I bought the book and proceeded to cry through the first half. My daughter finally made sense. Better yet, the author had suggestions that were implementable that day. Because our daughter was still a foster child at the time, the possibility of professional help was, unfortunately, delayed due to bureaucracy. But the book was so clear with practical advice on how to handle different issues you can come across when dealing with attachment issues that we were able to start literally that day with trying to help her. Plus, frankly, being able to just understand why she was acting the way she was, was a godsend.

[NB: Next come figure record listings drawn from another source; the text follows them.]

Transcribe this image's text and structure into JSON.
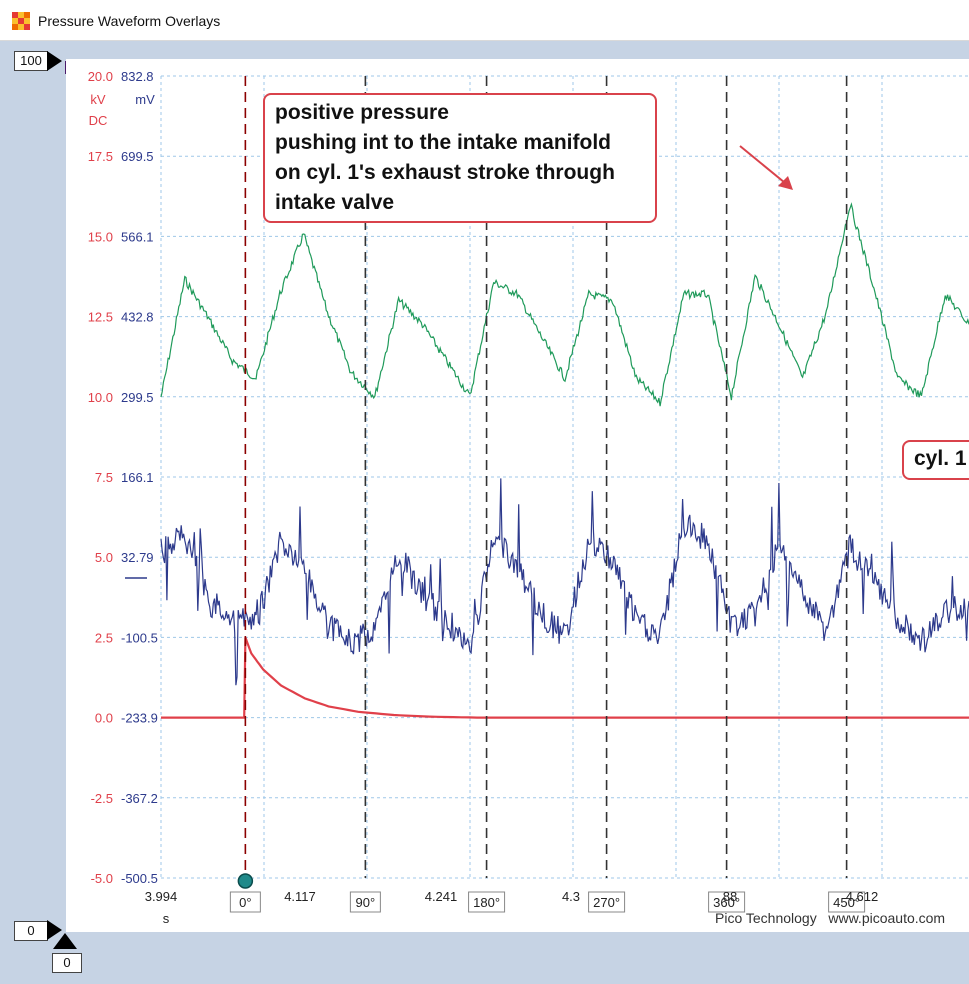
{
  "window": {
    "title": "Pressure Waveform Overlays",
    "icon_colors": [
      "#e53935",
      "#fbc02d",
      "#ef6c00",
      "#fbc02d",
      "#e53935",
      "#fbc02d",
      "#ef6c00",
      "#fbc02d",
      "#e53935"
    ]
  },
  "left_handle": {
    "top_value": "100",
    "bottom_value": "0"
  },
  "bottom_handle": {
    "value": "0"
  },
  "annotation": {
    "lines": [
      "positive pressure",
      "pushing int to the intake manifold",
      "on cyl. 1's exhaust stroke through",
      "intake valve"
    ],
    "color": "#d9424b"
  },
  "cyl_label": "cyl. 1",
  "credit": {
    "company": "Pico Technology",
    "url": "www.picoauto.com"
  },
  "chart_data": {
    "type": "line",
    "x_unit": "s",
    "x_ticks": [
      "3.994",
      "4.117",
      "4.241",
      "4.3",
      "88",
      "4.612"
    ],
    "x_range": [
      3.994,
      4.674
    ],
    "grid": true,
    "axes": [
      {
        "unit": "kV",
        "coupling": "DC",
        "color": "#e0404a",
        "ticks": [
          "20.0",
          "17.5",
          "15.0",
          "12.5",
          "10.0",
          "7.5",
          "5.0",
          "2.5",
          "0.0",
          "-2.5",
          "-5.0"
        ],
        "range": [
          -5,
          20
        ]
      },
      {
        "unit": "mV",
        "color": "#2d3a8c",
        "ticks": [
          "832.8",
          "699.5",
          "566.1",
          "432.8",
          "299.5",
          "166.1",
          "32.79",
          "-100.5",
          "-233.9",
          "-367.2",
          "-500.5"
        ],
        "range": [
          -500.5,
          832.8
        ]
      }
    ],
    "rulers": [
      {
        "label": "0°",
        "x": 4.065,
        "color": "#8b0000"
      },
      {
        "label": "90°",
        "x": 4.166
      },
      {
        "label": "180°",
        "x": 4.268
      },
      {
        "label": "270°",
        "x": 4.369
      },
      {
        "label": "360°",
        "x": 4.47
      },
      {
        "label": "450°",
        "x": 4.571
      }
    ],
    "series": [
      {
        "color": "#1f9a5a",
        "axis": 1,
        "x": [
          3.994,
          4.014,
          4.034,
          4.054,
          4.074,
          4.094,
          4.114,
          4.134,
          4.154,
          4.174,
          4.194,
          4.214,
          4.234,
          4.254,
          4.274,
          4.294,
          4.314,
          4.334,
          4.354,
          4.374,
          4.394,
          4.414,
          4.434,
          4.454,
          4.474,
          4.494,
          4.514,
          4.534,
          4.554,
          4.574,
          4.594,
          4.614,
          4.634,
          4.654,
          4.674
        ],
        "values": [
          299,
          495,
          430,
          360,
          330,
          470,
          570,
          440,
          340,
          300,
          460,
          420,
          360,
          300,
          490,
          470,
          400,
          330,
          470,
          460,
          330,
          290,
          470,
          470,
          300,
          500,
          420,
          330,
          440,
          620,
          480,
          330,
          300,
          470,
          420
        ]
      },
      {
        "color": "#2d3a8c",
        "axis": 1,
        "x": [
          3.994,
          4.014,
          4.034,
          4.054,
          4.074,
          4.094,
          4.114,
          4.134,
          4.154,
          4.174,
          4.194,
          4.214,
          4.234,
          4.254,
          4.274,
          4.294,
          4.314,
          4.334,
          4.354,
          4.374,
          4.394,
          4.414,
          4.434,
          4.454,
          4.474,
          4.494,
          4.514,
          4.534,
          4.554,
          4.574,
          4.594,
          4.614,
          4.634,
          4.654,
          4.674
        ],
        "values": [
          40,
          70,
          -40,
          -70,
          -80,
          60,
          20,
          -80,
          -110,
          -90,
          40,
          -30,
          -70,
          -120,
          60,
          20,
          -60,
          -100,
          60,
          30,
          -70,
          -100,
          90,
          60,
          -80,
          -60,
          50,
          -30,
          -90,
          50,
          -10,
          -70,
          -110,
          -60,
          -40
        ]
      },
      {
        "color": "#e0404a",
        "axis": 0,
        "x": [
          3.994,
          4.04,
          4.064,
          4.065,
          4.07,
          4.08,
          4.095,
          4.115,
          4.135,
          4.16,
          4.19,
          4.22,
          4.26,
          4.674
        ],
        "values": [
          0,
          0,
          0,
          2.5,
          2.0,
          1.5,
          1.0,
          0.6,
          0.35,
          0.18,
          0.08,
          0.03,
          0,
          0
        ]
      }
    ]
  }
}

Two months later, when we were finally able to get her into see a behavioral psychologist, I almost felt embarrassed because she had improved so much. The escape behavior was gone, the frantic grabbing had been reduced significantly, the defiance was greatly reduced and constant, demanding need to be the center of attention had relaxed. We still went because we still have a long way to go, but my daughter now comes to me when she is upset and she looks to me for comfort. I feel like she sees me as mom.
The recommendations in the book are not easy. They require time and energy... a lot of time and energy. But they work. And when you are at your wit's end and nothing else has worked, the time and energy don't matter.
I would recommend this book for anyone who is currently having problems within their adoptive or foster placement. I would not recommend this book for someone in the process of becoming a foster or adoptive parent. Not all children who are placed have attachment issues and some of the stories in the book may cause too much concern for a prospective family. But, know that if you do have issues, this book is here to help.